Importantly one of the best tips I can give is an obvious one and that is: Reducing unnecessary monthly outgoings is ALWAYS a valuable income boost but especially  in retirement

2 Make a list

Of all your assets which have the potential to generate a future income.

Such as: State pension benefits, insurances, Investments, savings, rental property,

spare rooms, garage rental, working part time, rent or sale of unwanted items/valuables. etc

3 Think about the real growth

You need to account for the real effects of inflation.

Try to focus on the difference between the inflation rate your investment returns.

For example – a inflation rate of 4pc per annum and an investment return of 5pc

provides a real return after inflation of just 1 per cent. But that is real growth

Remember - If you live a long time then inflation will be your biggest enemy!

4 What is your attitude to risk?

You may need your invested capital to produce income. Ideally your portfolio

should reflect the most suitable asset allocation that matches your attitude

to risk and the losses your willing to except

5 Can you defer your retirement?

Sometimes deferring state pension or annuity income or indeed by phasing your retirement income can prove to be a very effective strategy, maybe by waiting for markets to improve.

6 Should you buy an annuity?

Annuity rates are low it might be worth waiting for rates to improve. But you must beware the risk that yields could fall further.

If you are not in good health then maybe impaired lifetime annuities may just offer the best income.

Perhaps a drawdown or flexi drawdown could offer you better income options or maybe in combination with a lifetime annuity, phased and flexi drawdown.

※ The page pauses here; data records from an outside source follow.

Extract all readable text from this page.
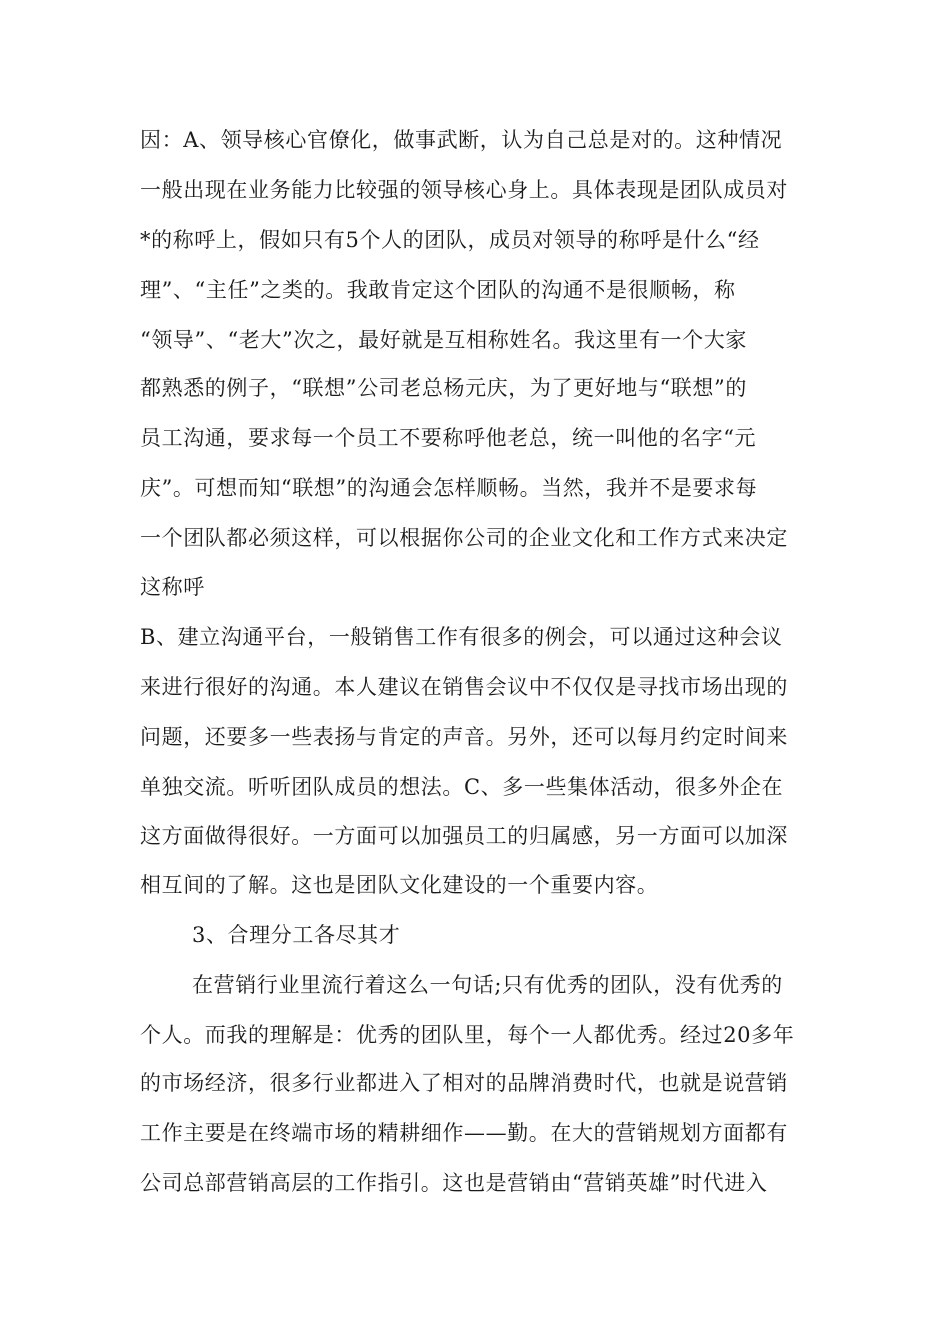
因：A、领导核心官僚化，做事武断，认为自己总是对的。这种情况
一般出现在业务能力比较强的领导核心身上。具体表现是团队成员对
*的称呼上，假如只有5个人的团队，成员对领导的称呼是什么“经
理”、“主任”之类的。我敢肯定这个团队的沟通不是很顺畅，称
“领导”、“老大”次之，最好就是互相称姓名。我这里有一个大家
都熟悉的例子，“联想”公司老总杨元庆，为了更好地与“联想”的
员工沟通，要求每一个员工不要称呼他老总，统一叫他的名字“元
庆”。可想而知“联想”的沟通会怎样顺畅。当然，我并不是要求每
一个团队都必须这样，可以根据你公司的企业文化和工作方式来决定
这称呼
B、建立沟通平台，一般销售工作有很多的例会，可以通过这种会议
来进行很好的沟通。本人建议在销售会议中不仅仅是寻找市场出现的
问题，还要多一些表扬与肯定的声音。另外，还可以每月约定时间来
单独交流。听听团队成员的想法。C、多一些集体活动，很多外企在
这方面做得很好。一方面可以加强员工的归属感，另一方面可以加深
相互间的了解。这也是团队文化建设的一个重要内容。
3、合理分工各尽其才
在营销行业里流行着这么一句话;只有优秀的团队，没有优秀的
个人。而我的理解是：优秀的团队里，每个一人都优秀。经过20多年
的市场经济，很多行业都进入了相对的品牌消费时代，也就是说营销
工作主要是在终端市场的精耕细作——勤。在大的营销规划方面都有
公司总部营销高层的工作指引。这也是营销由“营销英雄”时代进入
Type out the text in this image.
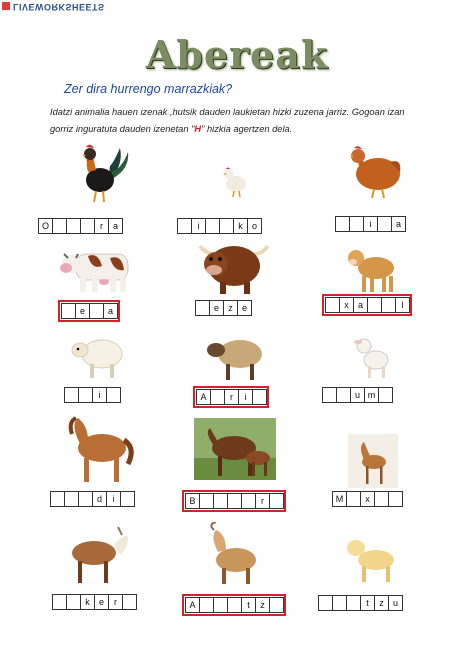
LIVEWORKSHEETS
Abereak
Zer dira hurrengo marrazkiak?
Idatzi animalia hauen izenak ,hutsik dauden laukietan hizki zuzena jarriz. Gogoan izan gorriz inguratuta dauden izenetan "H" hizkia agertzen dela.
O	r	a	i	k	o	i	a
e	a	e	z	e	x	a	l
i	A	r	i	u m
d	i	B	r	M	x
k	e	r	A	t	z	t	z	u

Fixed term annuities may offer you some the highest income options with a guaranteed maturity at the end of 5 or 10 years with even longer terms available

7 Are your assets in cash?

Moving part of your assets into cash or near cash, before your retirement date can be a smart move.

especially if markets are high or near high and you don't have the time to wait to recover losses if markets fall again.

8 Cut your coat according to your cloth

Maybe if market conditions dictate, you use your tax free lump sum for more practical purposes such as covering living expenses or allowing markets/rates to improve

9 Are you aged 55?

From this age you have various retirement income strategies worth considering. such as low start retirement by reducing your working hours over a periosd of a few years.

Maybe using some of your pension tax free cash for to fund requirements, various drawdown strategies, downsizing property, reducing working hours etc.

10 Make provision for living longer

Improved longevity needs to be considered but income will still need to cover the cost of living longer. You may need to plan to take action sooner rather than later.

One thing is for sure, with so much as stake and so much to consider, its always a wise move to consider using an experienced independent financial adviser (IFA) who will help to make the right decisions for a small fee.

Quite simply – you can't afford to mess your retirement up!